In Llandudno, North Wales there are several sculptures from the book written by Lewis Carroll scattered around the town. The reason for this is because the child that inspired Lewis Carroll the write the books used to live somewhere in Llandudno for a time and he visited the place also.
This seat was carved from a single piece of wood, which is the throne of the Queen of Hearts I believe, fronted by several toadstools. It is situated in Happy Valley close to the pier. In the background the cable car can be seen, which is the longest cable car in Europe, just over a mile long. It will take you close to the top of the Great Orme.
These two sculptures are situated in Haulfre Gardens and stand over six feet tall. They are just a few meters from the tea rooms, which do a wonderful Lemon Drizzle cake, which can be eaten outside when the sun is shining, if you don’t mind being visited by a friendly Robin or two asking for a few crumbs.
The tea rooms have changed hands a few times over the years but that hasn’t stopped the food from being just as good as ever. They also have a cottage to rent in the summer for self catering holidays. The views from the garden have got to be one of the best. And if you are feeling energetic after some of that Lemon Drizzle cake, then just follow the path to Invalid’s Walk, which leads you to the West Shore.
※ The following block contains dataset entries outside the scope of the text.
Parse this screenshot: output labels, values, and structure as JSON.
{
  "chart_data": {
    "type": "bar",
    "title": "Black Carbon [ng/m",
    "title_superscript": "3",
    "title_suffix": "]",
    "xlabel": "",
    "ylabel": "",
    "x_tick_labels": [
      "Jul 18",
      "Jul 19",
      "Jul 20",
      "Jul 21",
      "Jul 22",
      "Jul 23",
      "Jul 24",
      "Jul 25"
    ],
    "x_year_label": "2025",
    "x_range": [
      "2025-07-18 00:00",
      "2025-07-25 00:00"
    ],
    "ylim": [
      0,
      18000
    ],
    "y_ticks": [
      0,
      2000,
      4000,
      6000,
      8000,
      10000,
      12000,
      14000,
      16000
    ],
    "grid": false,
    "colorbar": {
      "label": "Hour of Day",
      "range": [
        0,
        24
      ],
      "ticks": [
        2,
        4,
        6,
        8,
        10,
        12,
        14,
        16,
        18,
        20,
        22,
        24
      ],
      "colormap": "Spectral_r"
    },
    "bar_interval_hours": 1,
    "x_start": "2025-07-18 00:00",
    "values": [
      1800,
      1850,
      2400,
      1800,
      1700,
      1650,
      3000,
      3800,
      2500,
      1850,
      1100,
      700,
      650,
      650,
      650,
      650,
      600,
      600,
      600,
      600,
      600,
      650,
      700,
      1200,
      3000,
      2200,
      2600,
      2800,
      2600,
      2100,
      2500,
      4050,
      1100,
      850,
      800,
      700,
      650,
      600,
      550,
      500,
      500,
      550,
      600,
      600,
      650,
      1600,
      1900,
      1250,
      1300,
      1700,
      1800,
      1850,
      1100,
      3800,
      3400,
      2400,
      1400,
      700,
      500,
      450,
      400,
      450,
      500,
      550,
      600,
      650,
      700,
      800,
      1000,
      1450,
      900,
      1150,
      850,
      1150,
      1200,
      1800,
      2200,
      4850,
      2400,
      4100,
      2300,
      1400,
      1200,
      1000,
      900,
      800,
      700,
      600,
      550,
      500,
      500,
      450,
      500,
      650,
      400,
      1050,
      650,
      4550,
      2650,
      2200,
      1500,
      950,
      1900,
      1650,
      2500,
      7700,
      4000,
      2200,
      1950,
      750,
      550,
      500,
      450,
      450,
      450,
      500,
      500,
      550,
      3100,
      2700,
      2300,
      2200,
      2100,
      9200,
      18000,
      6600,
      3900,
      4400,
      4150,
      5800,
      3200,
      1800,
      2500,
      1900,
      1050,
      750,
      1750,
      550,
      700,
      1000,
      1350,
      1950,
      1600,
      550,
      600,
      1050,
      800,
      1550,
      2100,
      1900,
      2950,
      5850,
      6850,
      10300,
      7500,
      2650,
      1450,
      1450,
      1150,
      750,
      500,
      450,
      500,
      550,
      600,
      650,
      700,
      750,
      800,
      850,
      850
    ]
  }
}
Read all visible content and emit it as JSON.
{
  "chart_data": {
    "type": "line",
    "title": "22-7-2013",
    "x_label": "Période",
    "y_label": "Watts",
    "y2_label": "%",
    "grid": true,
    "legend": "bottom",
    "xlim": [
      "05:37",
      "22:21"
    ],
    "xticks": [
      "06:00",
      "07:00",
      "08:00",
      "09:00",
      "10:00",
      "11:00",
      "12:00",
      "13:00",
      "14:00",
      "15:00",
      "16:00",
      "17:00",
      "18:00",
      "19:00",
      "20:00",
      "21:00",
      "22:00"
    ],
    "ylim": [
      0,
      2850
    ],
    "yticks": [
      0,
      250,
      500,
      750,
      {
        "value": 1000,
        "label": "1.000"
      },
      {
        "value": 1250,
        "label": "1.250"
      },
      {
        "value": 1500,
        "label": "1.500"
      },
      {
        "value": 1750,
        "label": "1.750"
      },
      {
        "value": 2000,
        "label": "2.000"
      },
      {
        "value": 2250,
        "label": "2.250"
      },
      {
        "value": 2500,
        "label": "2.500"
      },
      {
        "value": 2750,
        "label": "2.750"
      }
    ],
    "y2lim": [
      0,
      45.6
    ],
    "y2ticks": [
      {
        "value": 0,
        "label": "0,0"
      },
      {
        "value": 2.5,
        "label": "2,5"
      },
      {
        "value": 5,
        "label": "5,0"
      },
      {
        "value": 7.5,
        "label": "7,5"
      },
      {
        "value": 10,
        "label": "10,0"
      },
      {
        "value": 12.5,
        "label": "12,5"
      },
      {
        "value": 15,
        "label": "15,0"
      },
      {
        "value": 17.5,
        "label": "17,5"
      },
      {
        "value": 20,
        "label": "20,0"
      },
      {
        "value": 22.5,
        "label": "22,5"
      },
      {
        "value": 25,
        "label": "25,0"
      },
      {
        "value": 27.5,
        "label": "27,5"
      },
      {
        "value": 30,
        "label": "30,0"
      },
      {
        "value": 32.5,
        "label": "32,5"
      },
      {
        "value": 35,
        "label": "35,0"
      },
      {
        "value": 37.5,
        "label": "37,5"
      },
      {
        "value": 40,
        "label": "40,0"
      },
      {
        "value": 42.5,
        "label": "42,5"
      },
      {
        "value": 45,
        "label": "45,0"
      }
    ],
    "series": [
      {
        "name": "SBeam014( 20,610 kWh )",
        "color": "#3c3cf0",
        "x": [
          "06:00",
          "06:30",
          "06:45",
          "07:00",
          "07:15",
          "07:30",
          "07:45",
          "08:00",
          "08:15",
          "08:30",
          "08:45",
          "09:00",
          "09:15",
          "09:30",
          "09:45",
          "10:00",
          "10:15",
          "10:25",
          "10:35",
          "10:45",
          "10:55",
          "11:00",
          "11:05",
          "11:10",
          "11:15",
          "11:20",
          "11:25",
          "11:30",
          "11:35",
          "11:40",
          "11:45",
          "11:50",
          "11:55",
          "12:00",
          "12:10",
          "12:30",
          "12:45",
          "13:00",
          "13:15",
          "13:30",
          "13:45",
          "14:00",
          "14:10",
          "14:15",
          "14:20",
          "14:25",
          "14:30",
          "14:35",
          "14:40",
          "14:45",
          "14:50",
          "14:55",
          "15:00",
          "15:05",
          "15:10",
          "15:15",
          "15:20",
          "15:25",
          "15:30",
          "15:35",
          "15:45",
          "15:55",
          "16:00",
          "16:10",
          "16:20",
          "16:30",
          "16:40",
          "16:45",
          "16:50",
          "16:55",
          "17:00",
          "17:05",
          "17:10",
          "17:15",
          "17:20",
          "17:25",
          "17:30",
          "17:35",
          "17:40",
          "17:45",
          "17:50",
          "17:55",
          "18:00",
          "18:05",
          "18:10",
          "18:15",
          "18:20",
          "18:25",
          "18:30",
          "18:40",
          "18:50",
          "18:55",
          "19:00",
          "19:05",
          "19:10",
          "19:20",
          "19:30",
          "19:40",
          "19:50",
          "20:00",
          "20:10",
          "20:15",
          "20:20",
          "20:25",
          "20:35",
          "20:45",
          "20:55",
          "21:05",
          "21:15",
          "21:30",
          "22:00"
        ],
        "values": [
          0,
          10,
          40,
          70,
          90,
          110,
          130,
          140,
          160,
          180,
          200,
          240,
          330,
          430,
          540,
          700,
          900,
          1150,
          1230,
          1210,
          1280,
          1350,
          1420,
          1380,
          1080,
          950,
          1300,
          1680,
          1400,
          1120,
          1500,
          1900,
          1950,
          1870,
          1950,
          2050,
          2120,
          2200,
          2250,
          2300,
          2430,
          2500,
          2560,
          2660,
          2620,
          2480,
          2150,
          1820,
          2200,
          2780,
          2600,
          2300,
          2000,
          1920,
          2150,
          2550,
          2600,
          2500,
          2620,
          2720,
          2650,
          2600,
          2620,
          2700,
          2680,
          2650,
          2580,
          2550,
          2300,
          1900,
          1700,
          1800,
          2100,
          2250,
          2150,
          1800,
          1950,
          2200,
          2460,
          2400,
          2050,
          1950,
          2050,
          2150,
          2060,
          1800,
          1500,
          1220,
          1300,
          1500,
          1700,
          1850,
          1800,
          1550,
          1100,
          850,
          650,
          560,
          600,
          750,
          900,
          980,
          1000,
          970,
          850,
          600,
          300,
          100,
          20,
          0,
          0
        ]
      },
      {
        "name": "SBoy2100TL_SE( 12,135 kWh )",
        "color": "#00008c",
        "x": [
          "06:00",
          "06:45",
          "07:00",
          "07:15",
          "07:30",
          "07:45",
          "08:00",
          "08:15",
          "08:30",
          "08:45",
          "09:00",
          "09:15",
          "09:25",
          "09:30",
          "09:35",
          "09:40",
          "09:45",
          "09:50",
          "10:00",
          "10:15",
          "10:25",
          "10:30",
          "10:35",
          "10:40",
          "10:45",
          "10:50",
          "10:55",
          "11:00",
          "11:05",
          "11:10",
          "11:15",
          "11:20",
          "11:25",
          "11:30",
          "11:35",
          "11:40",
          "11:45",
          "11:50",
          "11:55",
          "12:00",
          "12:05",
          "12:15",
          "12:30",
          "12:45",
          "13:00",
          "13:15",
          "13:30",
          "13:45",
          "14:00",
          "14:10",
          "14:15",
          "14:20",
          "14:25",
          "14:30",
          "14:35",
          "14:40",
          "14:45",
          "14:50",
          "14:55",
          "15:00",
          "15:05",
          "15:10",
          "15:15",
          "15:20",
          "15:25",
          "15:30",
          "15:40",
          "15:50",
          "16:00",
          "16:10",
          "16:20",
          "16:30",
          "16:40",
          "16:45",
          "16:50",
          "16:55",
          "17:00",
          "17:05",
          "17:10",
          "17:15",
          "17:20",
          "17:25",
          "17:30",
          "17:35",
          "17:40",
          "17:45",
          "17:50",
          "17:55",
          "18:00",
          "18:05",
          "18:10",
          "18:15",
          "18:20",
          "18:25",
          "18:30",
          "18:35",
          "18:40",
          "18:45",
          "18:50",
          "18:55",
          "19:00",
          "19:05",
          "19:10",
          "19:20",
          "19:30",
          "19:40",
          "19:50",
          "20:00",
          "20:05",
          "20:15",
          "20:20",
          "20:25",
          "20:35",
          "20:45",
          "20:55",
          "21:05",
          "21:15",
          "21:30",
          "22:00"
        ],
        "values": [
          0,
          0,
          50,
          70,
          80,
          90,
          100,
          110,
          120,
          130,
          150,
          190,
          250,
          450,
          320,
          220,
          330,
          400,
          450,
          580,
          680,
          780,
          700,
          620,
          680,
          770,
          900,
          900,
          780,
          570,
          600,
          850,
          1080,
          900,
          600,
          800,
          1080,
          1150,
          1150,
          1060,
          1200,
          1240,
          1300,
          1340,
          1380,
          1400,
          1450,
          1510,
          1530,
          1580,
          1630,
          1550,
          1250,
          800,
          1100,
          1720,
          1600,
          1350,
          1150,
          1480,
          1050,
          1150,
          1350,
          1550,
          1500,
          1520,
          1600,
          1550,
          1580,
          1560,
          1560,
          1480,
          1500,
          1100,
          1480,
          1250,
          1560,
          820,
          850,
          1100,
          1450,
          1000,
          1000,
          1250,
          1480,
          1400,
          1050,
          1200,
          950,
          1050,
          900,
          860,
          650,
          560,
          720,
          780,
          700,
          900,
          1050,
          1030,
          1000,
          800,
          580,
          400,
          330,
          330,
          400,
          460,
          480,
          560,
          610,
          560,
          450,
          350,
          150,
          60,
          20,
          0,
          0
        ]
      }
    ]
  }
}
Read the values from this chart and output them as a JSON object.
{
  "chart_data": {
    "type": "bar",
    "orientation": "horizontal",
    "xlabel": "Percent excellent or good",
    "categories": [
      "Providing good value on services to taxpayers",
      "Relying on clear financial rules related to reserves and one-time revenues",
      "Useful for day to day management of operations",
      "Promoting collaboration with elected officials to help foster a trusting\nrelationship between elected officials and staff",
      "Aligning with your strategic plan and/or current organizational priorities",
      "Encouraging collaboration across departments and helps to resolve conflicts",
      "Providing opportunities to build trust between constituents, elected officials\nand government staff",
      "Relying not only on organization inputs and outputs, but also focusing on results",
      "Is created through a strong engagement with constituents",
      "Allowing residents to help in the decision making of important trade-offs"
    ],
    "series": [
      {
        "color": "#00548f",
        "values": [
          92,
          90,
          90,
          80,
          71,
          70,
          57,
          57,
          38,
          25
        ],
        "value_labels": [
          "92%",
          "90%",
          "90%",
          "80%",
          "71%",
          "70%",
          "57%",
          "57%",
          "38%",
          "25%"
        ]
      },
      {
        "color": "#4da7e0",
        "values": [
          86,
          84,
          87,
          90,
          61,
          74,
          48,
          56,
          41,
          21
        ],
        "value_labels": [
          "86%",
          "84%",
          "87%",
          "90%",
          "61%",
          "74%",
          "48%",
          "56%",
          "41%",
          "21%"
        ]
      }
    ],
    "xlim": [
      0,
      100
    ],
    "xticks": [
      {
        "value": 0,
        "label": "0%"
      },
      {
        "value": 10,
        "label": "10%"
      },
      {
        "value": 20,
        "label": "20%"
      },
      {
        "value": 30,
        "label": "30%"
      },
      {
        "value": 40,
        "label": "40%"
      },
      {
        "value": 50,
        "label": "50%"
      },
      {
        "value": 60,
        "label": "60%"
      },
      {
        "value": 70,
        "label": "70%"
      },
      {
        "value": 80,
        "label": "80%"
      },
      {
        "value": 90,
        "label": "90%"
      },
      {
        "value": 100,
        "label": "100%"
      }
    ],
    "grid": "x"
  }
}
Llandudno’s West Shore is quiet and serene. Not so many people come to this part of Llandudno, where on a clear day the mountains of Snowdonia National Park can be seen. Sometimes a little snow remains on the peaks, even in summer.
Close by is the start of the 5-mile walk around the Great Orme, if you’re feeling energetic enough. I have done it a few times and I’m sure I will be doing it again sometime.
The start of the walk round the Orme is up hill, if you wish to do it this way round, from the West Shore and past Millionaires Row. But once at the top it is all down hill from there. Some people even jog around the Orme. Not for me thank you. Walking is the best way to do this as you can see all manner of wildlife from birds to Seals and Dolphins, if you are lucky. I’ve seen the Seals but no Dolphins yet. I have seen the Kashmir Goats on occasion though.
These goats tend to wander wherever they feel, sometimes even wandering around the town when the weather gets bad. Or when there is a virus happening and the streets are empty, as have been happening just lately. They are completely wild and have been wandering around Llandudno for a long time after they were gifted to the town over a hundred years ago.
Just a few miles away from Llandudno is the town of Conwy, named after the castle that had stood there for several hundred years. Many a time I have walked there from Llandudno and bused it back. It is a lovely coastal town with a small harbor and a wall almost round the whole place.
The harbor at Conwy is a lovely site to see, with the end of the wall round the town just to the left of the photo. Just to the left, out of sight in this photo, is the smallest house in Britain, a big tourist attraction.
This house is so small that only a couple of people can fit in it at once. I have never entered this place yet, so don’t know what it looks like. It is also know as the Quay House, which was created in the 16th century and remained in use until 1900 when the final tenant was forced to leave by order of the council. In terms of space, the little home only measures 10 feet deep and not even 6 feet wide. The ceiling is only a little over 10 feet high from the floor to the top of the eave. It is split into two floors. The first floor is devoted to the living area with room for coal and an open fire, and a water tap tucked behind the stairs. The upstairs holds the cramped bedroom, which also comes with a small niche for storage.